VA's EHR troubles run deeper than its $16B Cerner rollout, OIG report finds

As the Department of Veterans Affairs rolls out its $16 billion Cerner EHR, a report revealed that six of the seven VA hospitals reviewed are not filling patients' records into EHRs properly, according to a June 17 Office of Inspector General report.

The VA uses non-VA providers to bring timely healthcare access to veterans when they are experiencing long wait times for services. After a visit with a non-VA medical provider, VA staff are supposed to update the EHR with the visit records so the veteran's providers have the patient's full medical history.

Five report findings:

  1. The audit found that the Health Information Management staff responsible for records management was not adequately complying with VA policies on scanning and indexing non-VA medical records.

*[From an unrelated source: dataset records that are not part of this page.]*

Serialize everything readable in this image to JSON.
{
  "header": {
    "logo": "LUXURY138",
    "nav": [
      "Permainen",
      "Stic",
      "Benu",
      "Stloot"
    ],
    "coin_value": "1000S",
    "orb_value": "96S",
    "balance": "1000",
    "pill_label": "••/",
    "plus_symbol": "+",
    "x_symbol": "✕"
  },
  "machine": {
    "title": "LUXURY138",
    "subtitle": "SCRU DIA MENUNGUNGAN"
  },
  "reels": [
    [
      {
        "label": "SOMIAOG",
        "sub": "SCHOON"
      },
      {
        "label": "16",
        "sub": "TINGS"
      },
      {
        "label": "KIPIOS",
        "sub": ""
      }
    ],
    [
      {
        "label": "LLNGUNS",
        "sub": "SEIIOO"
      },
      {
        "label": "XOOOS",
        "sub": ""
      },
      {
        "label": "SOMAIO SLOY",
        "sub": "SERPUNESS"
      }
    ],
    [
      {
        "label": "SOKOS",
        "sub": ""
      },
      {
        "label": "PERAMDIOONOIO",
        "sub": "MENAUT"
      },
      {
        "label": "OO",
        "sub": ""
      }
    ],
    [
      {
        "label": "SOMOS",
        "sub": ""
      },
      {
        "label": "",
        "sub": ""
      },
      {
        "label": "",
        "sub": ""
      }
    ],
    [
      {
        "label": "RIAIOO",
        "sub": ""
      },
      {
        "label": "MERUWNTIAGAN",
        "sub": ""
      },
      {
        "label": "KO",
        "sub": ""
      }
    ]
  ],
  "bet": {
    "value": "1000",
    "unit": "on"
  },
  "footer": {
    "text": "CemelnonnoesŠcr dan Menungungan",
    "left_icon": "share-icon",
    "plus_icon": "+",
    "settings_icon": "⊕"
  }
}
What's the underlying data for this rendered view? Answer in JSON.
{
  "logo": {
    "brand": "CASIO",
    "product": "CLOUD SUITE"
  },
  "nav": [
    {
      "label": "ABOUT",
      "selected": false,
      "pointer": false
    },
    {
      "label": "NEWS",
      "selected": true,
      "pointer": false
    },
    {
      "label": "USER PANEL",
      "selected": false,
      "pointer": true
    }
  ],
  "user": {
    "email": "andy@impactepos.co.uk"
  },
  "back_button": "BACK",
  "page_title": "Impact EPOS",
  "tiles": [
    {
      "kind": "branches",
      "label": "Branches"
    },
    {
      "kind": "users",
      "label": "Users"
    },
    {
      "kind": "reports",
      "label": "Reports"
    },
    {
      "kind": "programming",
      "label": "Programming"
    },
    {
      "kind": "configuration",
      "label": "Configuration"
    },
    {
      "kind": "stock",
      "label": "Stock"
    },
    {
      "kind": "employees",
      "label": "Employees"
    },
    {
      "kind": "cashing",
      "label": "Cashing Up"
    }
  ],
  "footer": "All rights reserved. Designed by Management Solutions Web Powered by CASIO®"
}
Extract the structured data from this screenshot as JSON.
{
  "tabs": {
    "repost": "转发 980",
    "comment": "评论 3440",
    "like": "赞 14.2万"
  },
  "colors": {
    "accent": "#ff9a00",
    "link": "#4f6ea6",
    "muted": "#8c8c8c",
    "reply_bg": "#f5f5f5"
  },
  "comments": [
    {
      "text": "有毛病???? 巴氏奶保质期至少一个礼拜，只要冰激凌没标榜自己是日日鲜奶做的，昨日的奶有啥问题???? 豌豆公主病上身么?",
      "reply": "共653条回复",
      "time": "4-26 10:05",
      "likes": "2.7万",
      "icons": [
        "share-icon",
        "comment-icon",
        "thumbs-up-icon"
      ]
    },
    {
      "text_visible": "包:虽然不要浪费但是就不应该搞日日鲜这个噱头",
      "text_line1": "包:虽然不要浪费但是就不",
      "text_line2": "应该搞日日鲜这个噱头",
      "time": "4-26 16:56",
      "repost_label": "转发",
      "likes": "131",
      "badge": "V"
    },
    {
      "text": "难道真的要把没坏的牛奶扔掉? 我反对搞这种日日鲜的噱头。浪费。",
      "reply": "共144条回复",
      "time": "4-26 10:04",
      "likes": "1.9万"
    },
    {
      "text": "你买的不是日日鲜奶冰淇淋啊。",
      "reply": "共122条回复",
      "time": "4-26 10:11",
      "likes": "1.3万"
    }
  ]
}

  2. VA staff is required to perform quality checks on 100 percent of documents scanned. However, six out of seven VA hospitals covered by the report did not always enter non-VA medical records into EHRs correctly. At those six hospitals, there were errors in nearly half (44 percent) of cases reviewed when indexing patients' mental health records. The errors include using incorrect document titles, entering duplicate records, indexing records to the wrong patient and indexing records to the wrong non-VA care referral.

  3. VA facilities are required to create policies that detail the process, time frame, and responsibilities for scanning, importing and indexing non-VA medical records in EHRs. Yet none of the hospitals complied with this standard. Two out of the seven hospitals did not have written procedures, while five had some written procedures that did not meet VA operating policies.

  4. The VA's community care staff does not receive adequate health IT training, the report found. VA regulations require there be at least one week of training, and employees must complete 100 consecutive document scans without any errors. The audit found that all seven facilities were not complying with VA policies, and one of the locations required staff to conduct quality checks on scanned records.

  5. In response to their findings, the OIG recommended the undersecretary for health ensure leaders provide training and quality assurance monitoring to health information management staff, as required by VA policy. The VA said on June 10 they are replacing the acting undersecretary with someone who has yet to be confirmed by Congress.